Fiji has better cause to consider ditching the Union Jack than Australia or New Zealand, as its experience of colonialism under the British from 1874 to 1970 was quite different from theirs—often not for the best. And unlike the other three Union Jack users, as of 1987, Fiji functionally ceased to be a member of the British Commonwealth of Nations, fully severing itself from Queen and Crown. And anyway, these days there’s no real British resistance to a nation changing its flag. Just last year, the majority of Brits got behind the idea of scrapping the Union Jack themselves for a new flag if Scotland’s bid for independence went through. Upon hearing of Bainimarama’s plans this month, British vexillologists (flag experts) actually offered some good advice on how to design a new flag that would be both representative, memorable, and unique to Fiji as a distinct nation.

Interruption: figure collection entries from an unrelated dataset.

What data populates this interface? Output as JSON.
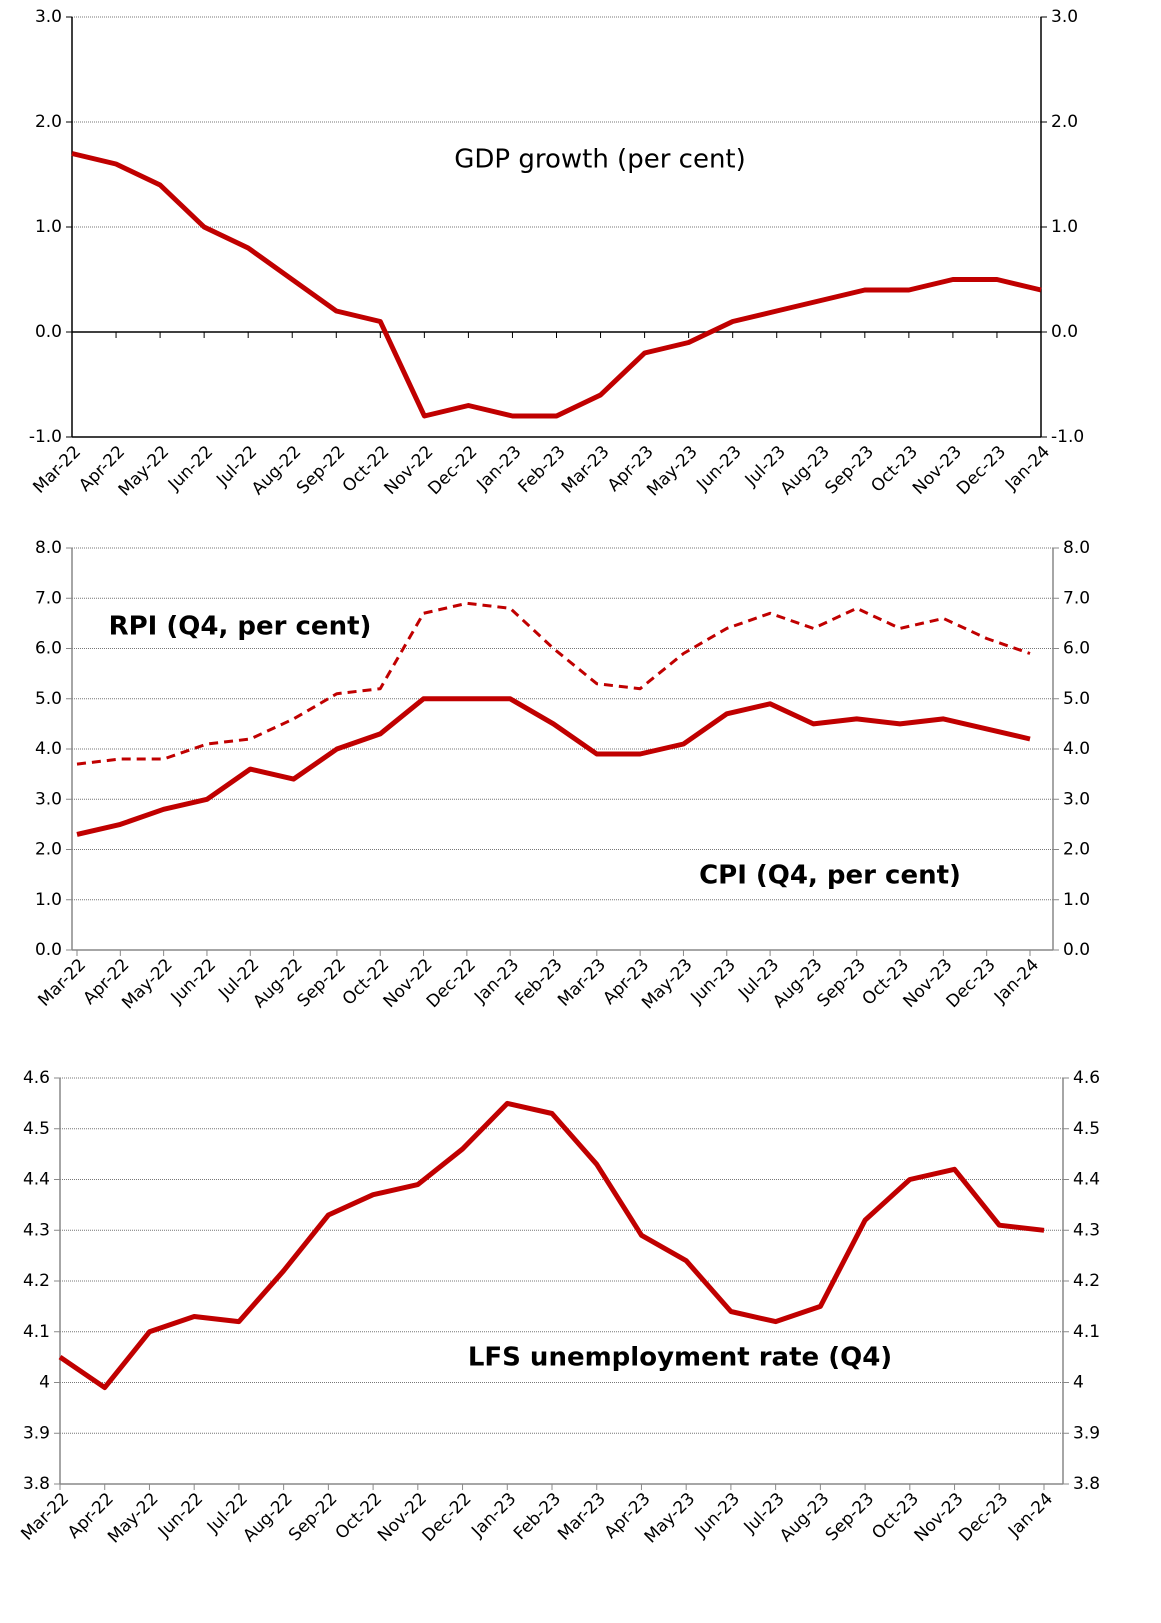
{
  "chart_data": [
    {
      "type": "line",
      "categories": [
        "Mar-22",
        "Apr-22",
        "May-22",
        "Jun-22",
        "Jul-22",
        "Aug-22",
        "Sep-22",
        "Oct-22",
        "Nov-22",
        "Dec-22",
        "Jan-23",
        "Feb-23",
        "Mar-23",
        "Apr-23",
        "May-23",
        "Jun-23",
        "Jul-23",
        "Aug-23",
        "Sep-23",
        "Oct-23",
        "Nov-23",
        "Dec-23",
        "Jan-24"
      ],
      "series": [
        {
          "name": "GDP growth (per cent)",
          "color": "#c00000",
          "dash": false,
          "values": [
            1.7,
            1.6,
            1.4,
            1.0,
            0.8,
            0.5,
            0.2,
            0.1,
            -0.8,
            -0.7,
            -0.8,
            -0.8,
            -0.6,
            -0.2,
            -0.1,
            0.1,
            0.2,
            0.3,
            0.4,
            0.4,
            0.5,
            0.5,
            0.4
          ]
        }
      ],
      "ylim": [
        -1,
        3
      ],
      "yticks": [
        {
          "value": -1,
          "label": "-1.0"
        },
        {
          "value": 0,
          "label": "0.0"
        },
        {
          "value": 1,
          "label": "1.0"
        },
        {
          "value": 2,
          "label": "2.0"
        },
        {
          "value": 3,
          "label": "3.0"
        }
      ],
      "grid": true,
      "mirror_axis": true
    },
    {
      "type": "line",
      "categories": [
        "Mar-22",
        "Apr-22",
        "May-22",
        "Jun-22",
        "Jul-22",
        "Aug-22",
        "Sep-22",
        "Oct-22",
        "Nov-22",
        "Dec-22",
        "Jan-23",
        "Feb-23",
        "Mar-23",
        "Apr-23",
        "May-23",
        "Jun-23",
        "Jul-23",
        "Aug-23",
        "Sep-23",
        "Oct-23",
        "Nov-23",
        "Dec-23",
        "Jan-24"
      ],
      "series": [
        {
          "name": "RPI (Q4, per cent)",
          "color": "#c00000",
          "dash": true,
          "values": [
            3.7,
            3.8,
            3.8,
            4.1,
            4.2,
            4.6,
            5.1,
            5.2,
            6.7,
            6.9,
            6.8,
            6.0,
            5.3,
            5.2,
            5.9,
            6.4,
            6.7,
            6.4,
            6.8,
            6.4,
            6.6,
            6.2,
            5.9
          ]
        },
        {
          "name": "CPI (Q4, per cent)",
          "color": "#c00000",
          "dash": false,
          "values": [
            2.3,
            2.5,
            2.8,
            3.0,
            3.6,
            3.4,
            4.0,
            4.3,
            5.0,
            5.0,
            5.0,
            4.5,
            3.9,
            3.9,
            4.1,
            4.7,
            4.9,
            4.5,
            4.6,
            4.5,
            4.6,
            4.4,
            4.2
          ]
        }
      ],
      "ylim": [
        0,
        8
      ],
      "yticks": [
        {
          "value": 0,
          "label": "0.0"
        },
        {
          "value": 1,
          "label": "1.0"
        },
        {
          "value": 2,
          "label": "2.0"
        },
        {
          "value": 3,
          "label": "3.0"
        },
        {
          "value": 4,
          "label": "4.0"
        },
        {
          "value": 5,
          "label": "5.0"
        },
        {
          "value": 6,
          "label": "6.0"
        },
        {
          "value": 7,
          "label": "7.0"
        },
        {
          "value": 8,
          "label": "8.0"
        }
      ],
      "grid": true,
      "mirror_axis": true
    },
    {
      "type": "line",
      "categories": [
        "Mar-22",
        "Apr-22",
        "May-22",
        "Jun-22",
        "Jul-22",
        "Aug-22",
        "Sep-22",
        "Oct-22",
        "Nov-22",
        "Dec-22",
        "Jan-23",
        "Feb-23",
        "Mar-23",
        "Apr-23",
        "May-23",
        "Jun-23",
        "Jul-23",
        "Aug-23",
        "Sep-23",
        "Oct-23",
        "Nov-23",
        "Dec-23",
        "Jan-24"
      ],
      "series": [
        {
          "name": "LFS unemployment rate (Q4)",
          "color": "#c00000",
          "dash": false,
          "values": [
            4.05,
            3.99,
            4.1,
            4.13,
            4.12,
            4.22,
            4.33,
            4.37,
            4.39,
            4.46,
            4.55,
            4.53,
            4.43,
            4.29,
            4.24,
            4.14,
            4.12,
            4.15,
            4.32,
            4.4,
            4.42,
            4.31,
            4.3
          ]
        }
      ],
      "ylim": [
        3.8,
        4.6
      ],
      "yticks": [
        3.8,
        3.9,
        4.0,
        4.1,
        4.2,
        4.3,
        4.4,
        4.5,
        4.6
      ],
      "grid": true,
      "mirror_axis": true
    }
  ]
}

Frank Bainimarama. Photo by the Foreign and Commonwealth Office via Flickr
Yet Fijians still have their doubts about ditching their current flag, colonial holdover or not. Many worry that alternative flags will stress one aspect of the multi-religious, multi-ethnic nation over another—existing flag proposals seem to trump either Indian, Muslim, or Polynesian heritage. Others complain that the flag, designed in 1970 for the nation’s original flag selection competition by still-living Fijian citizen Tessa McKenzie, now has unique meaning and sentimental value that transcends their colonial history. It’s their symbol now, they say. (Australian and New Zealand flag supporters have said much the same of their own Union Jack-inspired flags as well.)
Beyond these symbolic anxieties, Fijians are also concerned because Bainimarama proposed the changes unilaterally. The Prime Minister was elected just last September, but he first took power in 2006 as the head of a military coup. Once in power, he forced through a series of cosmetic transformations, such as scrapping the Queen’s Birthday as a public holiday and removing her face from the local currency. Opposition parties see the PM’s flag change decree as bypassing parliamentary discussion and as a sign of continued dictatorial tendencies.
All parties involved in Fiji’s flag debate present valid arguments for their points of view. Bainimarama is right that Fiji has very little reason to still attach itself to the Union Jack, a symbol that seems to be moving towards obsolescence in much of the post-colonial world. But his opponents are right that this decision does not rest with one man and must reflect the people’s belief that their flag no longer represents them.
If all goes as currently planned, the new flag will be unveiled this October 10, Fijian Independence Day.